Friday, July 29, 2011

Welcome to our world.

Welcome to our world.

We are the Matthews family. We are a diverse family to say the least. Here's some background on US...

I am 27. My husband is 49. My daughter is 5. His kids are 19 and 21. We live in the south. Faith-family-friends-food. That's what we live by.

I work in marketing, my husband owns his own business and my daughter is getting ready to start to kindergarten. (tear)

We had some changes to make in our life and we knew it. About 6 months ago I began couponing. Not EXTREME couponing, but I began any way. I learned how to save us money with each shopping trip. It was very exciting for me! I began following other bloggers that wrote about couponing, saving money, etc and even started a blog of my own.

Let me go back to the first F in our life which is FAITH. I believe that God is in the center of everything we do. All of the choices we have to make in regards to ourselves, jobs, children, spouses, etc ALL need to go through him. I'm not wise on my own. I NEED the help of God to guide me through decisions. I began praying over my finances. I began praying that God would open my eyes to the mistakes I was making and help me see how to fix them. I began feeling very guilty about my spending. I prayed that God would show me how to work through all of this.

A little background---I have ALWAYS loved shopping. It was my cardio as Carrie says on SATC. :) But I have ALWAYS been a bargain shopper. My mother taught me at a very young age that you can get so much more if you wait til it goes on sale. :) And I LIVED by that. Everything i've ever bought (with the exception of VERY few things) has been purchased while it was on sale. That's helped a lot, but it didn't exactly fix any problem. It just allowed me to spend the SAME amount of money as those that shopped regular price, I just had a lot more stuff. STUFF. STUFF--stuff-itis.

I read a book called "THE 100 THING CHALLENGE" and if you haven't read it and are considering living on less or even if you are NOT, read it. It's very good. The first chapter, as I recall, gives a scenario of him walking in his house, tripping over a toy, spilling something on his fancy polo shirt, dropping and cracking an IPAD or IPOD (something fancy like that), knocking over a $1,000 vase, etc. (I made a lot of that up. It's something like that. Very dramatic and talked about expensive stuff.) Anyway, he finally gets in his room goes to pick up a pen and realizes that pen cost like $150 bucks... he looked around the room and felt sick. He was consumed, stressed out and overwhelmed by stuff. So he decided to live on 100 things for a year. That got me thinking about MY stuff. (NO, I do NOT want to only have 100 things. But he did make me realize that a lot of times my "stuff" consumes, overwhelmes and stresses me out.)

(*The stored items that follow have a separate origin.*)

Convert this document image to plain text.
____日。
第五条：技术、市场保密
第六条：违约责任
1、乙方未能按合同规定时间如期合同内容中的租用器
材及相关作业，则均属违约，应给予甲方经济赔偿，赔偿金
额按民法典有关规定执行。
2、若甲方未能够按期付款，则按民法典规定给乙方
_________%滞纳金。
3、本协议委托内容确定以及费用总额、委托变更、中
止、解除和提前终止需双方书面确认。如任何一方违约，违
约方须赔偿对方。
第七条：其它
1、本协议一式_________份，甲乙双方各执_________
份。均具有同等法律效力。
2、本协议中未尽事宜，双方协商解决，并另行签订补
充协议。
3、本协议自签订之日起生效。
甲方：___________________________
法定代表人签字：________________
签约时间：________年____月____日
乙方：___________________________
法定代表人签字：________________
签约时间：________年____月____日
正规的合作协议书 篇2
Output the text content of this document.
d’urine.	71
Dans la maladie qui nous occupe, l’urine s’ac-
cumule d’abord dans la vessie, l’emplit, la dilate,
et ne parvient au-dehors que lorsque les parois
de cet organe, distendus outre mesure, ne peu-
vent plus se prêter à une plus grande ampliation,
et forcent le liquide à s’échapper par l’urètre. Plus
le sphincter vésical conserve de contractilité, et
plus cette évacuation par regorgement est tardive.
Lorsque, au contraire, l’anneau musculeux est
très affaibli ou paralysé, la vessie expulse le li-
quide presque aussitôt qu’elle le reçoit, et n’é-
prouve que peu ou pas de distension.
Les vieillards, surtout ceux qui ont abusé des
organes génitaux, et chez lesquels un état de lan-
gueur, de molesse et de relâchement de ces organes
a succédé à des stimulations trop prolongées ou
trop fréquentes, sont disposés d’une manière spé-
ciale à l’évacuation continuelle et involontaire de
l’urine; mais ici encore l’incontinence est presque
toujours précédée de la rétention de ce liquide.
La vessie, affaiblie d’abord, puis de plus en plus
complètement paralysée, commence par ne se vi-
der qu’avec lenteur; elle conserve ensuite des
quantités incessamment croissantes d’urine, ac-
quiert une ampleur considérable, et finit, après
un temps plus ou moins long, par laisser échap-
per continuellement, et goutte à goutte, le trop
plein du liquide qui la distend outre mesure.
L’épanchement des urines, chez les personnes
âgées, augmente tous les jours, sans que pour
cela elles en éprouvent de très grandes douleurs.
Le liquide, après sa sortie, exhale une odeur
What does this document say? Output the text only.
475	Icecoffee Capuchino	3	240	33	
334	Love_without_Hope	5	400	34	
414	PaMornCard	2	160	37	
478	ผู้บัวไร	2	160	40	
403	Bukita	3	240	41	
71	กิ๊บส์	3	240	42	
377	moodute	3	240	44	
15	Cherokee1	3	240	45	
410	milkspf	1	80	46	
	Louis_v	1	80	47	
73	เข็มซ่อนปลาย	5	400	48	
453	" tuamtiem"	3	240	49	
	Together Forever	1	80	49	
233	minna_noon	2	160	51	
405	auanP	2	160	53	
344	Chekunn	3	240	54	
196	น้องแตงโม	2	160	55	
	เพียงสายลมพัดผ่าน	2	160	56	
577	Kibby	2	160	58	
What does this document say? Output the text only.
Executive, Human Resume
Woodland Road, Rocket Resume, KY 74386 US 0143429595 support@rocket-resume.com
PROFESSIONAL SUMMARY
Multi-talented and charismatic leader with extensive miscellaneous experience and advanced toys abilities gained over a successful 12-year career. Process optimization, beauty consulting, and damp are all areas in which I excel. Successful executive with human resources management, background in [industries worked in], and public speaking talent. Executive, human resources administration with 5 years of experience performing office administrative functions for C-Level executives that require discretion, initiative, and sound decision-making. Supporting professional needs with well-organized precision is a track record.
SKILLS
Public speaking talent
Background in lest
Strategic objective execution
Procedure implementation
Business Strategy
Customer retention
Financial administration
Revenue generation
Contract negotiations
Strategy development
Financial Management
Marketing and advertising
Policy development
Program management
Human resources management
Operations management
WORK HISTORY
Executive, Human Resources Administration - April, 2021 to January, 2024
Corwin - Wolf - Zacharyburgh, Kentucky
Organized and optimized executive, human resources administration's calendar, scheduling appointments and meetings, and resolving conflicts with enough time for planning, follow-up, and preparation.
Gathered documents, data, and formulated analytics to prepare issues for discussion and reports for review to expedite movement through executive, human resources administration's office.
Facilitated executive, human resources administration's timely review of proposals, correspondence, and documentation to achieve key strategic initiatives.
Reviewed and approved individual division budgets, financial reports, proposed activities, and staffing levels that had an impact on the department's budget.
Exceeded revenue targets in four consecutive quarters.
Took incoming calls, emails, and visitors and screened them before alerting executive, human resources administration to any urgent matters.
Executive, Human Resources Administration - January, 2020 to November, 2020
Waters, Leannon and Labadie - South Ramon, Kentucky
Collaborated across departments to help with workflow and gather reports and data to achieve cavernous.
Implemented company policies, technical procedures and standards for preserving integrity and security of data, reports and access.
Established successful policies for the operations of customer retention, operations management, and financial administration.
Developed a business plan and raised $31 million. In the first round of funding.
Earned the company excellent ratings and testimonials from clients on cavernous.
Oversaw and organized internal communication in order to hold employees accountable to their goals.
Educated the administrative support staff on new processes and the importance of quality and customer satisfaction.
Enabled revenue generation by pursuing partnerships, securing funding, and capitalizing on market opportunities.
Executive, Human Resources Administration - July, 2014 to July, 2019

My closets are filled to a brim. 2 storage rooms, tons of shoes, toys, hunting gear, golfing stuff, home decor, etc crams my storage buildings!

My hubs---well, he has lots of hobbies. And I don't mean reading books. I mean golfing. Hunting. Things that require LOTS of STUFF. Don't get me wrong-I don't begrudge him for his hobbies or for his stuff. We just don't need more. I am a hunter myself so I know that "gear" is important.

My daughter--has one of EVERYTHING. And two of most things. It's insane. She has so much stuff she doesn't even know WHAT she has. And it's funny... out of all the things she has she will come find me and say "Where's that toy--ya know the one from Chick fil a?" And inside I think yep--the innocence of a child speaks volumes. It IS the little things like the happy meal toy, not the fancy V-tech, X-Box looking thing in her room. It's crazy.

We have more stuff than we know what to do with.

I began feeling convicted, yes, that's where I was in my story before I went off on another tangent. (I do that a lot, get ready and bear with me). I began feeling guilty that I had so much yet felt like I needed more. So what does a person do that feels that way? Give everything away? Sell it? I can't do that... or can I.

So that's where this journey begins. You have a family (in the house) of 3. 3 people that have it all.

This is our journey through sifting through the "STUFF" and learning to find peace on less.

I hope that you will follow along this journey. I plan to laugh, cry, get mad, pout, sulk, and be an emotional roller coaster. I think I do that best.